ECtHR Hearing: Detention of Former Ukrainian Prime Minister

The European Court of Human Rights yesterday began a public hearing in the case of Tymoshenko v. Ukraine (application no. 49872/11), concerning complaints related to the detention of the former Ukrainian Prime Minister. The hearing preceded today’s verdict by the Higher Specialized Court of Ukraine for civil and criminal cases, which controversially upheld Tymoshenko’s conviction and imprisonment.

Tymoshenko was the Prime Minister of Ukraine from January to September 2005 and from December 2007 to March 2010. She was an instrumental figure in the Ukraine’s “Orange Revolution”, one of the democratic “Color Revolutions” to sweep former USSR and Balkan states during the early 2000s. An economist and academic, prior to embarking on a political career, Tymoshenko was a prominent and influential businesswoman in the gas industry.

In May last year, Tymoshenko was charged with abuse of office over a natural gas imports contract concluded with Russia in 2009. She was found guilty in October 2011, sentenced to seven years in jail and fined $188 million. The European Union and the USA, among others, have condemned the Tymoshenko trial as “selective justice” and “political persecution”. In the wake of the Tymoshenko trial, the Council of Europe has adopted a resolution calling on the President of Ukraine to release Tymoshenko (and other convicted members of the former government) to allow them to participate in upcoming parliamentary elections.

Tymoshenko’s application was filed with the ECtHR in August 2011. Tymoshenko will argue before the Court that her detention is politically motivated and has not been judicially reviewed. She also complains of inadequate prison conditions, and that she has been denied medical care.

Ukraine is not a member state of the EU, although there is wide support for accession within the Ukraine, and both the EU and Ukraine have, since the Orange Revolution, pushed for greater economic and political ties. However, the Tymoshenko trial has damaged Ukraine’s apparent commitment to rule of law, human rights and judicial independence, key criteria for EU accession.
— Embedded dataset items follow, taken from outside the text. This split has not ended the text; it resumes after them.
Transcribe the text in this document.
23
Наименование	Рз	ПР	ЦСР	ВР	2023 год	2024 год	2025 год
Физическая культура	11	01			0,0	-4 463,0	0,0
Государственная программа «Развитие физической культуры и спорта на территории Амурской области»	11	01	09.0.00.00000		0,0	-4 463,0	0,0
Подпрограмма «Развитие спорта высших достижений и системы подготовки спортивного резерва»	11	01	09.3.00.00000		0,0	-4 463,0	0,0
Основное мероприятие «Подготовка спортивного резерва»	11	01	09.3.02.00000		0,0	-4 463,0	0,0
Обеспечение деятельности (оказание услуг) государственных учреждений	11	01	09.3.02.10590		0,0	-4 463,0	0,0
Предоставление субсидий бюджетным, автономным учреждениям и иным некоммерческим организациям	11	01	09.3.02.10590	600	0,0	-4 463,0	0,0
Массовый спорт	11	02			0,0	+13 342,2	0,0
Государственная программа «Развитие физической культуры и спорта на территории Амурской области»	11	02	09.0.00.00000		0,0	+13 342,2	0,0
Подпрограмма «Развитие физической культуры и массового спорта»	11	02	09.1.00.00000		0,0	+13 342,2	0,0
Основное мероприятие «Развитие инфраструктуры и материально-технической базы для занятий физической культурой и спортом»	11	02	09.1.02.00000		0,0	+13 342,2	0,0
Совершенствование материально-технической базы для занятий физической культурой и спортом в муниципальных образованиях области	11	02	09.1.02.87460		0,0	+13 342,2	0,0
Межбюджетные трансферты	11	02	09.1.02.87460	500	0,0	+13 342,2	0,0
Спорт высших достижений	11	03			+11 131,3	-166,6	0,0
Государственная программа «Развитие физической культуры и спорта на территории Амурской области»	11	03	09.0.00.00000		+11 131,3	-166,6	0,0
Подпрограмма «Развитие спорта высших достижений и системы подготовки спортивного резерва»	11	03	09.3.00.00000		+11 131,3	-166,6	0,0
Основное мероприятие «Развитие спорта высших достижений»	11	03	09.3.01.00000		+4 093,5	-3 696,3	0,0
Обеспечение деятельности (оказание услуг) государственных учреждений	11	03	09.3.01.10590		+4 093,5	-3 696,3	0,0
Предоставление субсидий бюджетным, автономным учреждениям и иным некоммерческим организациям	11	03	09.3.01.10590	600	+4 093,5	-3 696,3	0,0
The President of the European Parliament, Jerzy Buzek, has commented that the verdict “will certainly be one of the obstacles in our direct contacts and certainly will have a negative impact no our negotiations” but that, on the other hand, negotiations should continue – “We should not punish the Ukrainian people”. Nevertheless, the EU has canceled free trade and political association agreements with Ukraine in protest of Tymoshenko’s imprisonment.
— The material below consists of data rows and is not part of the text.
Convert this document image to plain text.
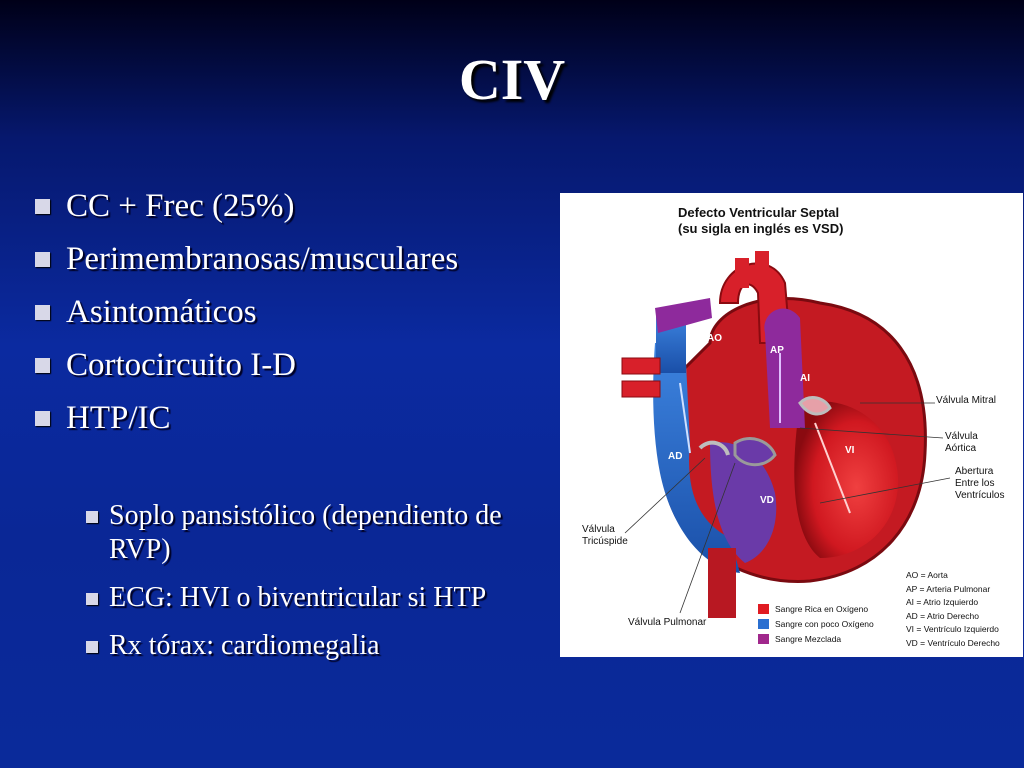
CIV
CC + Frec (25%)
Perimembranosas/musculares
Asintomáticos
Cortocircuito I-D
HTP/IC
Soplo pansistólico (dependiento de RVP)
ECG: HVI o biventricular si HTP
Rx tórax: cardiomegalia
Defecto Ventricular Septal
(su sigla en inglés es VSD)
AO
AP
AI
AD
VI
VD
Válvula Mitral
Válvula
Aórtica
Abertura
Entre los
Ventrículos
Válvula
Tricúspide
Válvula Pulmonar
AO = Aorta
AP = Arteria Pulmonar
AI = Atrio Izquierdo
AD = Atrio Derecho
VI = Ventrículo Izquierdo
VD = Ventrículo Derecho
Sangre Rica en Oxígeno
Sangre con poco Oxígeno
Sangre Mezclada
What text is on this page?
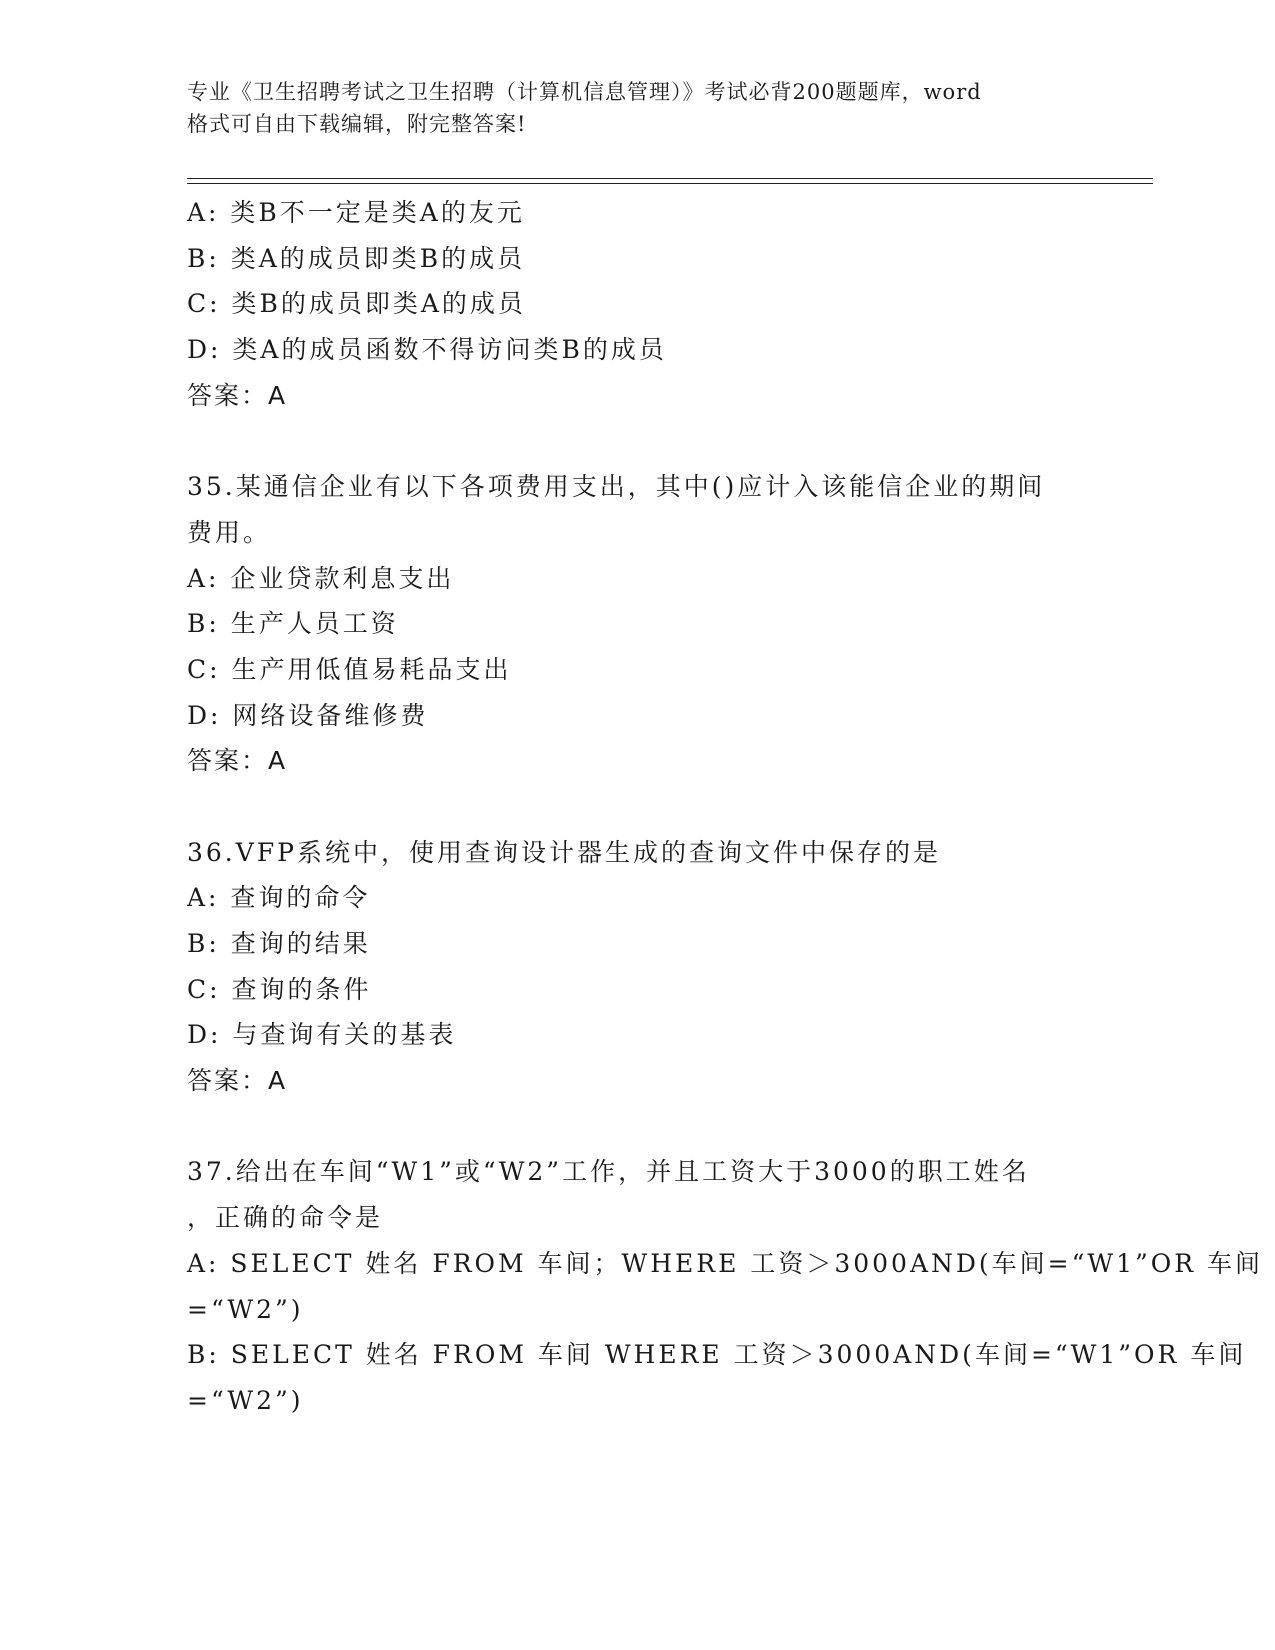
专业《卫生招聘考试之卫生招聘（计算机信息管理）》考试必背200题题库，word
格式可自由下载编辑，附完整答案!
A: 类B不一定是类A的友元
B: 类A的成员即类B的成员
C: 类B的成员即类A的成员
D: 类A的成员函数不得访问类B的成员
答案：A
35.某通信企业有以下各项费用支出，其中()应计入该能信企业的期间
费用。
A: 企业贷款利息支出
B: 生产人员工资
C: 生产用低值易耗品支出
D: 网络设备维修费
答案：A
36.VFP系统中，使用查询设计器生成的查询文件中保存的是
A: 查询的命令
B: 查询的结果
C: 查询的条件
D: 与查询有关的基表
答案：A
37.给出在车间“W1”或“W2”工作，并且工资大于3000的职工姓名
，正确的命令是
A: SELECT 姓名 FROM 车间；WHERE 工资＞3000AND(车间=“W1”OR 车间
=“W2”)
B: SELECT 姓名 FROM 车间 WHERE 工资＞3000AND(车间=“W1”OR 车间
=“W2”)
Now that Tymoshenko has made an application before the European Court of Human Rights, the hearing and outcome before that body will be sure to further complicate future Ukraine-EU relations. Ukraine is a significant European state, geographically and politically, and its inclusion in the Western democratic club that is the EU would be an important step towards stability and social improvements for the Ukrainian people. However, the treatment of Tymoshenko, an iconic, powerful and high-profile figure in the Ukraine, cannot fail to have some impact on the development of Ukraine-EU relations.

This Post Has One Comment

  1. Joseph Hylton

    The treatment (and incarceration) of Yulia Tymoshenko is an affront to the rule of law and evidence of the fragility of the current Ukrainian government’s commitment to western democratic values and to human rights.

    I was in Ukraine in 2000 as a Fulbright Scholar, and in early December 2004, I was in Independence Square in Kiev during the Orange Revolution. Tymoshenko’s defiant appearance on the makeshift stage with her colleague Viktor Yushchenko, his face disfigured by an assassination attempt, before a crowd of pro-democracy protesters was one of the most exhilerating moments of my life.

    While the post-2004 events did not live up to optimistic expectations of the Orange Revolution, Tymochenko remains a symbol of a democratic, western-looking Ukraine. Her imprisonment on the shabbiest of pretenses is an outrage and deserves the world’s condemnation.